Background: There are few studies concerning the development of chronic kidney disease (CKD) in obese patients independent of its relation with other risk factors. Also, the role of inflammation in this relationship is unclear. In this study we aimed to test the hypothesis that obesity is associated with risk for CKD and whether this risk is associated with serum C-reactive protein (CRP) levels in an apparently healthy obese population.
Methods: Biochemical parameters and urinary protein excretion were determined in 110 patients with body mass index (BMI) >30.0 (calculated as kg/m2) and 50 age-matched healthy controls. Glomerular filtration rate was estimated by calculation of creatinine clearance.

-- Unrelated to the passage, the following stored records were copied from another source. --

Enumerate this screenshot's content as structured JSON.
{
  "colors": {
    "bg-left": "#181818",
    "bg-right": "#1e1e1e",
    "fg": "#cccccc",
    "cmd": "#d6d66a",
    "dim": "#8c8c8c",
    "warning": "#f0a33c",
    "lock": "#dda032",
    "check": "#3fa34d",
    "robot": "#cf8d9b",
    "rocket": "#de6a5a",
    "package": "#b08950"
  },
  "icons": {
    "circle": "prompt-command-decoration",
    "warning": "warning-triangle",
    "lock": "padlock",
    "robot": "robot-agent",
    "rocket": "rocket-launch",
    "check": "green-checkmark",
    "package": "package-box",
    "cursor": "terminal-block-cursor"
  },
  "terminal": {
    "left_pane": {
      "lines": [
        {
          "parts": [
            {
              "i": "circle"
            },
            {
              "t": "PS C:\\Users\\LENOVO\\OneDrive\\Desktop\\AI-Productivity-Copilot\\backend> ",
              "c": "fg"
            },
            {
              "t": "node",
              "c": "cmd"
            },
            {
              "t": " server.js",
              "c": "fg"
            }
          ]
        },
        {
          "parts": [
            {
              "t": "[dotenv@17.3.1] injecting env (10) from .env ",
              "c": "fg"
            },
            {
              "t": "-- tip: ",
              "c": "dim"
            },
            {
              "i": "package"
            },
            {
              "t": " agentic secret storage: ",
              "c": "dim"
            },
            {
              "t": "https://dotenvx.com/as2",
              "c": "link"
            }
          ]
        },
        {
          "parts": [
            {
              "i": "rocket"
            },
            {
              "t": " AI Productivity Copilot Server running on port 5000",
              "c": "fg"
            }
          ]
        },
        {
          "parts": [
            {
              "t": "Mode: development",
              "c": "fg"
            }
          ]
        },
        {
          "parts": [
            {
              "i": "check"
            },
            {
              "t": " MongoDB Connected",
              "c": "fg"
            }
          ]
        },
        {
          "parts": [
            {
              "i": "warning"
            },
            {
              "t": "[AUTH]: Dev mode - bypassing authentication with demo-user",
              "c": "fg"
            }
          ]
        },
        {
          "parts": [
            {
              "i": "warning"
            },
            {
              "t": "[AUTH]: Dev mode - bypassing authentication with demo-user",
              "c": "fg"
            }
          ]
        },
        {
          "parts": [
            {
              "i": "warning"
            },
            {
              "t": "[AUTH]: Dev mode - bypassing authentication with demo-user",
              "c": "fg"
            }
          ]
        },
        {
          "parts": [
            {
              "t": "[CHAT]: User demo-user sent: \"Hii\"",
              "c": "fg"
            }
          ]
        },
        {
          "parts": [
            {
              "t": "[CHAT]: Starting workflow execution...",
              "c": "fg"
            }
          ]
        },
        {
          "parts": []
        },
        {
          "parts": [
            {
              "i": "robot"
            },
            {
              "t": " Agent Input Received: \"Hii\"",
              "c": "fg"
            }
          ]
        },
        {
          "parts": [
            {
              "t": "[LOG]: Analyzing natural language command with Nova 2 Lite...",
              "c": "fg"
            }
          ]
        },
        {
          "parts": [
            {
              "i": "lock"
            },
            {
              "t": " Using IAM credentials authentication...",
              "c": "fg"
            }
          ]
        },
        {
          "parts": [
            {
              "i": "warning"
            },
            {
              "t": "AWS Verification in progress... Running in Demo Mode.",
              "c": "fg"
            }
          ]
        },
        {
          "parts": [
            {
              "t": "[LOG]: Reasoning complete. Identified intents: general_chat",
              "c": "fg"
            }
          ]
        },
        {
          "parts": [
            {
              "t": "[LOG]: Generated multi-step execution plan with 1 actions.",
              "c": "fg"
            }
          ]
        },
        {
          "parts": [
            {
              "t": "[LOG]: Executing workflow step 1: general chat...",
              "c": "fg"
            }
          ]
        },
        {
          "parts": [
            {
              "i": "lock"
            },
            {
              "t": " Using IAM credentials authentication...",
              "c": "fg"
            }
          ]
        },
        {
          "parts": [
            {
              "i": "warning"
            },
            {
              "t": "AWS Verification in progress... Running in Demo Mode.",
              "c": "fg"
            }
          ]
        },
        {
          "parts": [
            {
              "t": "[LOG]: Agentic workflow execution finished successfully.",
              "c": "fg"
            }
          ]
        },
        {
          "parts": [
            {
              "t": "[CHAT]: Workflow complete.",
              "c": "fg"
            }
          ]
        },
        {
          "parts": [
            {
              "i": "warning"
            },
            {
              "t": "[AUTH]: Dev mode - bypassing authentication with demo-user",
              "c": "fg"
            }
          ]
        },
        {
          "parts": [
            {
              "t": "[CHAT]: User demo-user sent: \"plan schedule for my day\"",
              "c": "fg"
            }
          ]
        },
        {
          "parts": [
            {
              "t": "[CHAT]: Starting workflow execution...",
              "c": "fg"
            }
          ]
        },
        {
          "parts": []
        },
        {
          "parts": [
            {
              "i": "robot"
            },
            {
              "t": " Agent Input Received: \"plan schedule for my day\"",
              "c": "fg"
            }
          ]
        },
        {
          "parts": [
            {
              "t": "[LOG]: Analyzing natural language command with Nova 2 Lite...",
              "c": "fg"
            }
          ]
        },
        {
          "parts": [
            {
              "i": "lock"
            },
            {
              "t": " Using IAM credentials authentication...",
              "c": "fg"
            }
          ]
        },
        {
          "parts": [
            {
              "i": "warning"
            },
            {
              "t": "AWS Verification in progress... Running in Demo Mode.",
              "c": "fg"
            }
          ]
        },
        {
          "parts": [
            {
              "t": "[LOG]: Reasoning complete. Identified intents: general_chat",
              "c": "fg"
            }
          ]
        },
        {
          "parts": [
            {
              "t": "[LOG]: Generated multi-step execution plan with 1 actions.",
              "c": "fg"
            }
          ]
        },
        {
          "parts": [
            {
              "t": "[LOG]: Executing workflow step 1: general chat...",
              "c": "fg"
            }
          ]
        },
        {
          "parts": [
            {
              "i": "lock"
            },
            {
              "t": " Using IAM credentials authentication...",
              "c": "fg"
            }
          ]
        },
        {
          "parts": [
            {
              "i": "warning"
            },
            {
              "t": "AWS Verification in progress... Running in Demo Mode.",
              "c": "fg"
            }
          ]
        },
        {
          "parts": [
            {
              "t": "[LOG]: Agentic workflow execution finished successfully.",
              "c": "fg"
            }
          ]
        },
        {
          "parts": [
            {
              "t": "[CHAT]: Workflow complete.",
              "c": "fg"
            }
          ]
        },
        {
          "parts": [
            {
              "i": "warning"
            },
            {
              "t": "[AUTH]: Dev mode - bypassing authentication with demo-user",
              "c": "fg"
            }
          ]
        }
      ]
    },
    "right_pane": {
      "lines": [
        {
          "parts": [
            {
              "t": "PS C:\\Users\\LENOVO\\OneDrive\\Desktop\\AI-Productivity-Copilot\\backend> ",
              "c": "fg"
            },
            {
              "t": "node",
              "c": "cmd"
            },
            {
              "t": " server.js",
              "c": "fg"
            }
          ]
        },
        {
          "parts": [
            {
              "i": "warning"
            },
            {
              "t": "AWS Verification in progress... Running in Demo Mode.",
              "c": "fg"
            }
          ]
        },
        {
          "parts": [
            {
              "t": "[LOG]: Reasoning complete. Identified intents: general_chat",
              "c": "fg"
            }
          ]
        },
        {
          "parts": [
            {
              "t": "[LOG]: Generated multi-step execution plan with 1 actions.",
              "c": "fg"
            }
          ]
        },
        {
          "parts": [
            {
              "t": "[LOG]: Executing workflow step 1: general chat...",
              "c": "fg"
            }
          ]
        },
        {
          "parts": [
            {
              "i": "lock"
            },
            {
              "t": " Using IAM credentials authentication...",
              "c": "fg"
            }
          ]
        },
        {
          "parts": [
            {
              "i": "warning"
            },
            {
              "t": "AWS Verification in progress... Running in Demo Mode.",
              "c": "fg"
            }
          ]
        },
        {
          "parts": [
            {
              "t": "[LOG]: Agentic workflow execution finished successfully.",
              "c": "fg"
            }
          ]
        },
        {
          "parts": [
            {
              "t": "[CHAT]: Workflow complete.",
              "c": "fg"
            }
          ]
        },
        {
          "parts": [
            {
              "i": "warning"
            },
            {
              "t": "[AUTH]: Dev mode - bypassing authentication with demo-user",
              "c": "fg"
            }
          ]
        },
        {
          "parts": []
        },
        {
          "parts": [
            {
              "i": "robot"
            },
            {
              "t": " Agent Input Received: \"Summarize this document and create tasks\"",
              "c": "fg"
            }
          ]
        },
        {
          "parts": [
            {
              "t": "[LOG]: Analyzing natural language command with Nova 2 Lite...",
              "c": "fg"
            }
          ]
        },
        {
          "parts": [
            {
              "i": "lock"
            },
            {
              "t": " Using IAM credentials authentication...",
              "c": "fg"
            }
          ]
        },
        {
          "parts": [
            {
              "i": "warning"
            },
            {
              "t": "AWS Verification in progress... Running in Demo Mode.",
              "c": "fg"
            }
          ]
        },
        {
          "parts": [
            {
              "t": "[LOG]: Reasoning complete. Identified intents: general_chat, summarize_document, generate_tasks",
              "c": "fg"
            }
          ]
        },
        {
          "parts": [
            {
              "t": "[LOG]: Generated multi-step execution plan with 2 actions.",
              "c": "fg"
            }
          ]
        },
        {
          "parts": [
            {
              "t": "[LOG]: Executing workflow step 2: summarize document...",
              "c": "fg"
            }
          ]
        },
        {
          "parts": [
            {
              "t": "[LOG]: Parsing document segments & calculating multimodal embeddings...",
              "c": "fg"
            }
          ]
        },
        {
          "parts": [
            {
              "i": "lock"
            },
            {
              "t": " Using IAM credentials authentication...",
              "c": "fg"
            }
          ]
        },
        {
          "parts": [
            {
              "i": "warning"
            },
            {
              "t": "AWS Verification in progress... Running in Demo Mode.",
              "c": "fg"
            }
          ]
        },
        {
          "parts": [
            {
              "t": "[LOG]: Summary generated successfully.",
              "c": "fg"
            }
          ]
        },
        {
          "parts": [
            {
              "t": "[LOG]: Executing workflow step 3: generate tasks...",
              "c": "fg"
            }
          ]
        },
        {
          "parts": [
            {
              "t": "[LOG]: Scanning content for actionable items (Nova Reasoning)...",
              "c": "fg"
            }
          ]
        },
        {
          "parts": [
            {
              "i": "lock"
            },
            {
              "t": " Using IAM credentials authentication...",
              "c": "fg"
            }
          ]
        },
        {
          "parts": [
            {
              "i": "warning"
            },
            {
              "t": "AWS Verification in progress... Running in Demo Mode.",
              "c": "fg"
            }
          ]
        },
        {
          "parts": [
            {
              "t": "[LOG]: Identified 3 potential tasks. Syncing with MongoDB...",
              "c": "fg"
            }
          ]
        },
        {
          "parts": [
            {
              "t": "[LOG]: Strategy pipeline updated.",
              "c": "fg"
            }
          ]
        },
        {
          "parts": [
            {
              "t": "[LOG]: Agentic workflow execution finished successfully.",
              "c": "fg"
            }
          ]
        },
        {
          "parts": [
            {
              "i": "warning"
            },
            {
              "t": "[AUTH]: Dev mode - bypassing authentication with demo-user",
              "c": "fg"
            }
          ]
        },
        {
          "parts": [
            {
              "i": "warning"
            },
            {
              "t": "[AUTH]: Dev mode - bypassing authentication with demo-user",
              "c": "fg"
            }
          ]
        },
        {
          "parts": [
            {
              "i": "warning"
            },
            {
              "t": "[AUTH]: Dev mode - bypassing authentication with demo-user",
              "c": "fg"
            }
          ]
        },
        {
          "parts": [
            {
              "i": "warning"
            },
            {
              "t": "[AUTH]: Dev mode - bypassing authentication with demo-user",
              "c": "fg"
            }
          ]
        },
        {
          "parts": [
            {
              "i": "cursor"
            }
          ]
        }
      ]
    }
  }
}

Results: Of the patients, 17.3% had CKD. They had higher CRP levels than controls (6.52 +/- 0.58 mg/L and 4.48 +/- 1.26 mg/L, respectively, p=0.001). Furthermore, CRP levels were positively correlated with BMI, waist circumference, waist to hip ratio and proteinuria, and negatively correlated with glomerular filtration rate (GFR). When GFR was considered as the dependent variable in a multiple regression analysis, CRP maintained its significant correlation with GFR.
Conclusion: Our study of apparently healthy obese individuals, has shown a significant association between BMI and CKD independent of other potential mediators. Furthermore, our findings suggest that inflammation may be the pathogenic mechanism of obesity-related CKD.